She ran in the direction of the cry, down the hall and around the corner. The next corridor veered into a part of Area Three she rarely ventured.
Doors led to closets and maintenance rooms housing electrical boxes and machinery that kept the prison operational. No one wandered into this area unless something was broken.
At the next turn in the corridor, she stopped.
Up ahead was a door to another maintenance room. Only this one stood slightly ajar. The broken chain on the hinge must have swung, preventing it from closing all the way.
Pain throbbed in her molars from clenching her jaw, and the strength in her legs threatened to abandon her. The instinct to turn back and run straight to Martin and Ricky made her tremble uncontrollably. But she couldn’t leave.
One of the inmates was hurting that child.
She didn’t make a sound as she approached the door. She had no weapons, no fighting skills, and her muscles were so taut with fear she could barely move one foot in front of the other.
This might’ve been the stupidest thing she’d ever done, but she didn’t intend to enter that room. She was just going to put her ear there and listen.

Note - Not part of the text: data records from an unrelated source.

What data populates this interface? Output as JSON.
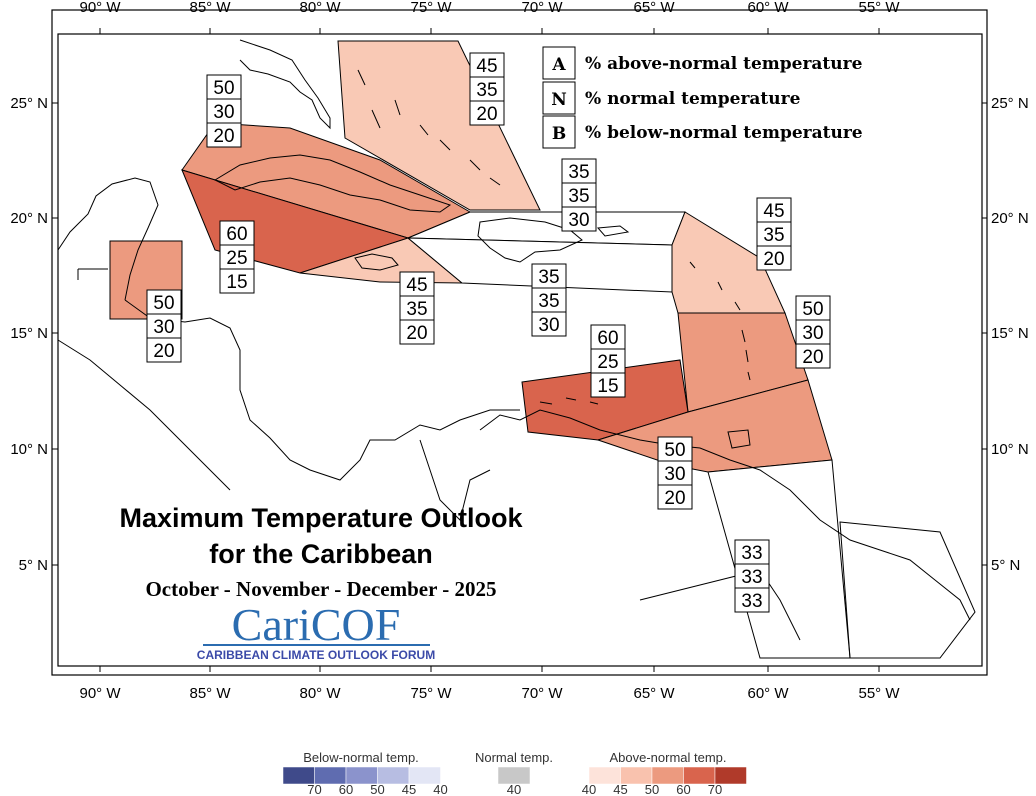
{
  "map": {
    "top_lon_labels": [
      "90° W",
      "85° W",
      "80° W",
      "75° W",
      "70° W",
      "65° W",
      "60° W",
      "55° W"
    ],
    "bottom_lon_labels": [
      "90° W",
      "85° W",
      "80° W",
      "75° W",
      "70° W",
      "65° W",
      "60° W",
      "55° W"
    ],
    "left_lat_labels": [
      "25° N",
      "20° N",
      "15° N",
      "10° N",
      "5° N"
    ],
    "right_lat_labels": [
      "25° N",
      "20° N",
      "15° N",
      "10° N",
      "5° N"
    ]
  },
  "legend_key": [
    {
      "letter": "A",
      "text": "% above-normal temperature"
    },
    {
      "letter": "N",
      "text": "% normal temperature"
    },
    {
      "letter": "B",
      "text": "% below-normal temperature"
    }
  ],
  "title": {
    "line1": "Maximum Temperature Outlook",
    "line2": "for the Caribbean",
    "period": "October - November - December - 2025"
  },
  "logo": {
    "main": "CariCOF",
    "sub": "CARIBBEAN CLIMATE OUTLOOK FORUM"
  },
  "regions": [
    {
      "id": "bahamas",
      "probs": [
        "45",
        "35",
        "20"
      ],
      "fill": "#f9c9b5"
    },
    {
      "id": "cuba-east",
      "probs": [
        "50",
        "30",
        "20"
      ],
      "fill": "#ec9a7f"
    },
    {
      "id": "cuba-west-cayman",
      "probs": [
        "60",
        "25",
        "15"
      ],
      "fill": "#d9644d"
    },
    {
      "id": "jamaica",
      "probs": [
        "45",
        "35",
        "20"
      ],
      "fill": "#f9c9b5"
    },
    {
      "id": "belize",
      "probs": [
        "50",
        "30",
        "20"
      ],
      "fill": "#ec9a7f"
    },
    {
      "id": "hispaniola-north",
      "probs": [
        "35",
        "35",
        "30"
      ],
      "fill": "#ffffff"
    },
    {
      "id": "hispaniola-south",
      "probs": [
        "35",
        "35",
        "30"
      ],
      "fill": "#ffffff"
    },
    {
      "id": "northern-lesser-antilles",
      "probs": [
        "45",
        "35",
        "20"
      ],
      "fill": "#f9c9b5"
    },
    {
      "id": "windward-islands",
      "probs": [
        "50",
        "30",
        "20"
      ],
      "fill": "#ec9a7f"
    },
    {
      "id": "abc-islands",
      "probs": [
        "60",
        "25",
        "15"
      ],
      "fill": "#d9644d"
    },
    {
      "id": "trinidad",
      "probs": [
        "50",
        "30",
        "20"
      ],
      "fill": "#ec9a7f"
    },
    {
      "id": "guianas",
      "probs": [
        "33",
        "33",
        "33"
      ],
      "fill": "#ffffff"
    }
  ],
  "colorbar": {
    "below": {
      "title": "Below-normal temp.",
      "ticks": [
        "70",
        "60",
        "50",
        "45",
        "40"
      ],
      "colors": [
        "#3f4a8a",
        "#5f6cb0",
        "#8b93cc",
        "#b7bde2",
        "#e3e6f5"
      ]
    },
    "normal": {
      "title": "Normal temp.",
      "ticks": [
        "40"
      ],
      "colors": [
        "#c8c8c8"
      ]
    },
    "above": {
      "title": "Above-normal temp.",
      "ticks": [
        "40",
        "45",
        "50",
        "60",
        "70"
      ],
      "colors": [
        "#fde3da",
        "#f9c2ae",
        "#ec9a7f",
        "#d9644d",
        "#b03a2a"
      ]
    }
  }
}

She reached the opening with a painful knot in her stomach. Her teeth chattered, and her entire body coiled to spring at the smallest sound.
Holding her breath, she leaned in.
Silence.
She strained her hearing, her gaze darting behind her every second, as she tried to listen over her thundering heart.
A distant footstep drifted from behind the door, then another, followed by the heaving of breaths. Grunting. Panting. The sound of metal scraping against concrete.
All the heat in her face rushed to her feet. None of those noises should be associated with a child.
She looked back down the hall, the impulse to run pulling through her with eye-watering force.
Turning back, she touched the door and gave it the smallest push. The hinges didn’t squeak. She pushed again, giving her enough room to wriggle in.
A maze of sewer pipes greeted her. Narrow and long, short and wide, they stacked in various sizes and rows and ran the length of the vast dark space. Some connected at joints and elbows. Others vanished into the ceiling and floor. Most of the pipes were the width of her body.
The sounds of grunting drew her toward a large pipe that ran parallel with the ground. Ducking behind it, she followed it around a bend toward the noise.
The beam of a flashlight shone through the plumbing, aimed at something twenty feet away. She couldn’t see through all the pipes that separated her from whatever was breathing on the other side.
But there was a gap underneath.
Her hands slicked with sweat as she lowered to her knees. Chills gripped her spine and crawled over her scalp. She was so fucking scared.
Breathing silently through it, she dipped her head beneath the lowest pipe and stared across the floor to the other side.
Her heart stopped, and her mind fractured in horror, refusing to accept what her eyes couldn’t look away from.
Long dark hair floated in a puddle of red. A tiny mouth hung open in a soundless scream, and glassy dead eyes stared right at her.
Bile hit her tongue, and her insides filled with blistering poison.
Only the upper half of the little girl was in view. She couldn’t have been older than thirteen as she lay dead and nude in the blood that poured from her torn-out throat.
Tula was too late. Devastation reared up in her chest, crushing her heart.
Who had done this? How could someone kill a child?
The body jerked, followed by a grunt.
No, no, no.
The body rocked again, and again, being pushed by something she couldn’t see.
Tremors wracked her limbs as she crawled alongside the pipe until the rest of the child came into view.
A man knelt between lifeless legs.
Rutting.
Raping.
Fucking the dead body.
Saliva rushed over her tongue. Vomit rose, and tears hit her eyes in a combustion of horror and fury. She clapped her hands over her mouth to silence the scream clawing in her throat.
She knew that slim, masculine frame. Knew the linen pants he wore. Knew how soft that thin cardigan felt beneath her hands when she danced with him.
Everything her mother had said about Hector La Rocha was true.
Only this was worse. So fucking worse.
He wasn’t alone. Someone stood behind him, holding the flashlight. Watching. Allowing this despicable, gut-wrenching thing to happen.
The overpowering and agonizing feeling of terror, shock, dread, and revulsion incapacitated her. The utter fear of being caught by him immobilized her lungs, her legs, and the blood in her veins. She was afraid to breathe, petrified to make a sound.
The girl was gone. Dead. There was nothing she could do. She needed to get out of there. If he saw her…
The godawful groaning sounds of him finishing sent her scrambling backward in a flailing of arms and legs. She landed on her back, her clammy hands pressed to her mouth and nose, held in a frozen state of hell, and praying they hadn’t heard her.